Assessment: The progression from 6 vessels turned around at 24 hours, to 9 at 48 hours, to 13 as of April 16 shows a sustained rate of approximately 3 to 4 new approaches per day despite the blockade’s public announcement.

The zero-breach record across all 13 encounters, without a single boarding, indicates that the combination of naval presence, radio warnings, and visible air power has been sufficient to compel compliance without physical enforcement.

Operation Economic Fury: Treasury Moves on Secondary Sanctions

The U.S. Department of the Treasury on April 15 detailed the economic component of the pressure campaign against Iran, threatening secondary sanctions against foreign banks and ending the authorization for stranded Iranian oil sales.

The Treasury stated, “Treasury is moving aggressively with Economic Fury, maintaining maximum pressure on Iran. Financial institutions should be on notice that the department is leveraging the full range of available tools and authorities and is prepared to deploy secondary sanctions against foreign financial institutions that continue to support Iran’s activities.”

The Treasury added, “The short-term authorization permitting the sale of Iranian oil already stranded at sea is set to expire in a few days and will not be renewed.”

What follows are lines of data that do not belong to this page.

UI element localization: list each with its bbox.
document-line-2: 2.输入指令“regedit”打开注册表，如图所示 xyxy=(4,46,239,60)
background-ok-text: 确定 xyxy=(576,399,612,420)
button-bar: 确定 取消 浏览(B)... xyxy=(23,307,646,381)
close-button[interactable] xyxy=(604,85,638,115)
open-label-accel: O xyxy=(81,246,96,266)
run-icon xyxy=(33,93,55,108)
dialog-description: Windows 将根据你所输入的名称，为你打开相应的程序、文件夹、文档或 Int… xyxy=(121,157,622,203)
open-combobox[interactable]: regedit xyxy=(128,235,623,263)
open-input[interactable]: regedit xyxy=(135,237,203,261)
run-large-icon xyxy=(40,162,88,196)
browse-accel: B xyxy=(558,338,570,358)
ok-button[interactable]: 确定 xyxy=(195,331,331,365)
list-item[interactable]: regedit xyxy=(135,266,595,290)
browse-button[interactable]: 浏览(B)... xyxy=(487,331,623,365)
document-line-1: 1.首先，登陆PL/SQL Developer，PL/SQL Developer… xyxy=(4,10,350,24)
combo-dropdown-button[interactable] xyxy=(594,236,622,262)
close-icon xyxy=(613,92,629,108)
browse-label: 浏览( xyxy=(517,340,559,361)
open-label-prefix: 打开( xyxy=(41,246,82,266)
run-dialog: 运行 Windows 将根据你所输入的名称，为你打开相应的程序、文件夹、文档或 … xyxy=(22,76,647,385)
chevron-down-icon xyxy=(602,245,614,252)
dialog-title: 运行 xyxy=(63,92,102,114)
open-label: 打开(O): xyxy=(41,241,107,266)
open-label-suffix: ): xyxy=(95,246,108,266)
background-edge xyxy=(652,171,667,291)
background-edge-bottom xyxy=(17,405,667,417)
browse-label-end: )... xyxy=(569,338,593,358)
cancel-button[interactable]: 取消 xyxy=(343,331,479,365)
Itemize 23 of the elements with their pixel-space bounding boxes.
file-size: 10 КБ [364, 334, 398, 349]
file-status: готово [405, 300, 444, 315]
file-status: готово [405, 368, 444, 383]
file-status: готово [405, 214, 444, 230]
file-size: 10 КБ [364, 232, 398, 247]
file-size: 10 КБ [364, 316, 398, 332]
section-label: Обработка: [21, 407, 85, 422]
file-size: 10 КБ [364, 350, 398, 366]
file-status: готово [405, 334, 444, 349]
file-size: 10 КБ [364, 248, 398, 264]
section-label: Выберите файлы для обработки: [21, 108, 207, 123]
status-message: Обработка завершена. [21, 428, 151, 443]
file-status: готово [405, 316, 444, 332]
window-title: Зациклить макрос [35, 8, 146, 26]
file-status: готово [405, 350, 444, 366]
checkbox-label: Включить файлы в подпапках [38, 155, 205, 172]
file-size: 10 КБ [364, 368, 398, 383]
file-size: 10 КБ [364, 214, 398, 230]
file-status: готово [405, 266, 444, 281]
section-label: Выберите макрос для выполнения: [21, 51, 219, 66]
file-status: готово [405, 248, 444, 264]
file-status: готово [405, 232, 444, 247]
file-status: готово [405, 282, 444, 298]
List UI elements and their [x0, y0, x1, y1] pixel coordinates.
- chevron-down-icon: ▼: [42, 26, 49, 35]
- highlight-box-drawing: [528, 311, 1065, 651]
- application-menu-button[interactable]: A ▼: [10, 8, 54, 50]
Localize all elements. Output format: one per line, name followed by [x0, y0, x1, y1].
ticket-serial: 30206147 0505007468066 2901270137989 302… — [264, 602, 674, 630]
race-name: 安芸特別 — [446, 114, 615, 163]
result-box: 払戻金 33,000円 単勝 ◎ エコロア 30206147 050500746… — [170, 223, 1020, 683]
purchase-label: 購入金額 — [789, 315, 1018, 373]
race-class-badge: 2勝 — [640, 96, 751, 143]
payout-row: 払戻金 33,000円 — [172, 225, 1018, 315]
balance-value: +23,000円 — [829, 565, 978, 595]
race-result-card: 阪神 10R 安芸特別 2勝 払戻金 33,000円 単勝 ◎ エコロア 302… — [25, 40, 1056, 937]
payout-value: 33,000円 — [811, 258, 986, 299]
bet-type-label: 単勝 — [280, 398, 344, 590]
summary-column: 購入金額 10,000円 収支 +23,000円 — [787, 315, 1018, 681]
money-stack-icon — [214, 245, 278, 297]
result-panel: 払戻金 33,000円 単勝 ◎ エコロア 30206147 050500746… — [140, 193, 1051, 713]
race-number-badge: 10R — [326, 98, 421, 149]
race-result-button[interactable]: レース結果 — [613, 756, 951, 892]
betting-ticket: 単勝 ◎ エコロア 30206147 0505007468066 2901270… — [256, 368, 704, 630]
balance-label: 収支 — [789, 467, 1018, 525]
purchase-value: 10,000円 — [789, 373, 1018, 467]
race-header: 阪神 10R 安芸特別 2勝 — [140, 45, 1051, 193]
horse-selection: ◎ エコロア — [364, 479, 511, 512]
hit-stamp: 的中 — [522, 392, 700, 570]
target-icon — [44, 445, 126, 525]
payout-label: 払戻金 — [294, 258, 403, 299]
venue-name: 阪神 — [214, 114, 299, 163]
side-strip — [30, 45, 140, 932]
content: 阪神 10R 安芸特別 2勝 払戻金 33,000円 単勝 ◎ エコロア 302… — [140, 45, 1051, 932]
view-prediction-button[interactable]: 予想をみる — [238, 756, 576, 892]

Hegseth stated at the April 16 briefing that “Treasury Secretary Scott Bessent and our friends over at Treasury are launching Operation Economic Fury as well, maximizing economic pressure across the entirety of the government.”

Assessment: The Treasury statement specifies two concrete measures: the threat of secondary sanctions against foreign financial institutions and the expiration without renewal of the authorization for stranded Iranian oil sales.

The secondary sanctions threat targets the financial infrastructure supporting Iran’s remaining trade channels, while the oil authorization expiry removes the last legal mechanism for selling Iranian crude already at sea. Together with the naval blockade, these measures target both the physical movement and financial processing of Iranian trade.